These are the current 2013 habits I’m considering.
I’m pretty much starting fresh this year, with a new list. I prepared are my initial thoughts at my list of some habits I’d like to form, based on my current consciousness, and current (and persistent) frustrations. These are in no particular order. I’ll prioritize and select ones to activate later. I’m considering taking them on in groups of habits that are related and that support each other, and that if taken on at once may more fully formulate and strengthen the new behavior as a whole.
1. Eat more consciously. Eat whole foods, perhaps according to Dr. Aieta’s Plan that I had previous success with. (Daily)
2. Start, complete and continue on a daily work-out routine in order to improve my health, lower and mange my weight, blood sugar, ability to perform (Daily)
3. Drink 8 glasses of water a day. (Daily)
4. Do 1 hour of yoga at least twice a week, in order to improve the health of my back, my posture, and reduce back pain.. (Weekly)
5. Take nutrition supplements everyday. (Daily)
6. Floss daily to maintain and improve my overall dental health. (Daily)
7. Chew my food at least 20-30 times before swallowing to improve health and digestion.
8. Cook on the weekend, making meals that I can have throughout the week.
9. Don’t eat after 8pm, unless it’s a protein rich snack before.
FINANCES & PRODUCTIVITY
1. Pay attention more regularly to my finances, rather than my current inconsistency. Increase savings and investments. Reduce expenses. (Daily & Weekly)
2. File and or handle my paperwork consistently and more regularly.
RELATIONSHIPS & GRATITUDE.
1. Pause, take care when I respond to people. Consider counting to 3 (i.e. wait three seconds) before I respond to people.
2. Write thank you notes
CONSCIOUSNESS, ATTITUDE, CREATIVITY,
1. Begin the day consciously, either in a practice of morning pages or quiet meditation, reflection.
2. End the day consciously, perhaps by writing down things I’m grateful for everyday, journaling my day, or other completion exercise.
3. Fill my creative spirit weekly, either by going on Artist’s Dates every week or similar experiences.
4. Get clear on my Life Goals and make appropriate and effective plans.
5. Create something everyday. Sketch in my sketchbook everyday. Paint on my Brushes app everyday. (Like David Hockney.)
6. Read everyday and finish a new book every month.
7. Handle things coming through me or my space to completion.
8. Complete or take action on a past incompletion everyday in order to become current.
9. Do game night, conversation night or other no media oriented activity every week.

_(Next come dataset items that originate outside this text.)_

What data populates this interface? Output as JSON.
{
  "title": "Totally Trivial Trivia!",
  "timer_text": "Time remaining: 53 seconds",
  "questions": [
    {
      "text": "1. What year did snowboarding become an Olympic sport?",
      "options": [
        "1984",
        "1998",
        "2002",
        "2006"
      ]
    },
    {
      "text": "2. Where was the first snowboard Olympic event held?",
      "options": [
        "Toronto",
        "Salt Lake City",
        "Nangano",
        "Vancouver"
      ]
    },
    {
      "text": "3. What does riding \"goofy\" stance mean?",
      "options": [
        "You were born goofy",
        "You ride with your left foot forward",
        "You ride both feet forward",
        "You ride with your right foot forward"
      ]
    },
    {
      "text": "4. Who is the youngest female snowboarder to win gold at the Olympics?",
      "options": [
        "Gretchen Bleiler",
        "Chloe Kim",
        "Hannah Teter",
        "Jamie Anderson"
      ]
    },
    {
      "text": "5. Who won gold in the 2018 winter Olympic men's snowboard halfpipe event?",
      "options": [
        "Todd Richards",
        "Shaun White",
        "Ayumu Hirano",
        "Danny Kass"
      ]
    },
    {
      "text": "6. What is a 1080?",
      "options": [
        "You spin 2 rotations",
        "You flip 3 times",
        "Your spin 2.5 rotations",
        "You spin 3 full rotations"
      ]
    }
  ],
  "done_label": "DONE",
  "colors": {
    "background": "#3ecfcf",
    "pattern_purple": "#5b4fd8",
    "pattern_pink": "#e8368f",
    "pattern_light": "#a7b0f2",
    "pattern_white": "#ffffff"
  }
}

10. Go to a movie in a theater 1-2 times a month.
11. Say no powerfully and without guilt.
12. Say yes powerfully
HOME & PERSONAL SPACE
1. Tidy my space everyday before I go to bed.
2. File and or handle my paperwork consistently and regularly.
I’ll further develop these and and formulate them into a more coherent and prioritized list, with more detail and clarity to each habit. for example, this was a detailed habit from a previous year’s successful effort.
Habit 1 | Follow My New Eating Plan:
The Eating Plan I’m following is based on one prescribed by Dr. Frank Aieta, my naturopath. The principles of the eating plan (I hate calling them diets) is relatively easy to understand:
- Have protein at every meal. (Ideally half your plate should be protein. The other half should be low glycemic index veggies.)
- Don’t skip meals or go too long without eating.
- Have more calories early in the day and fewer later. Have 6 meals a day. (A large breakfast, mid-morning protein snack, medium sized lunch, mid afternoon protein snack, a small dinner, evening protein snack.)
- Avoid any sugar or carbs on your last snack before bed.
- Avoid all refined sugars and carbohydrates.
- Drink lots of water. He suggests consuming half your body weight in ounces.
- Add additional fiber to meals, like ground flax seed.
- Sleep 7-8 hours a night.
- Avoid artificial sweeteners.
- Consistent exercise.
- Avoid low-fat anything. Have full fat foods, like whole milk, full fat cheese etc. (Full fat foods will satiate you and you will eat less as a result.)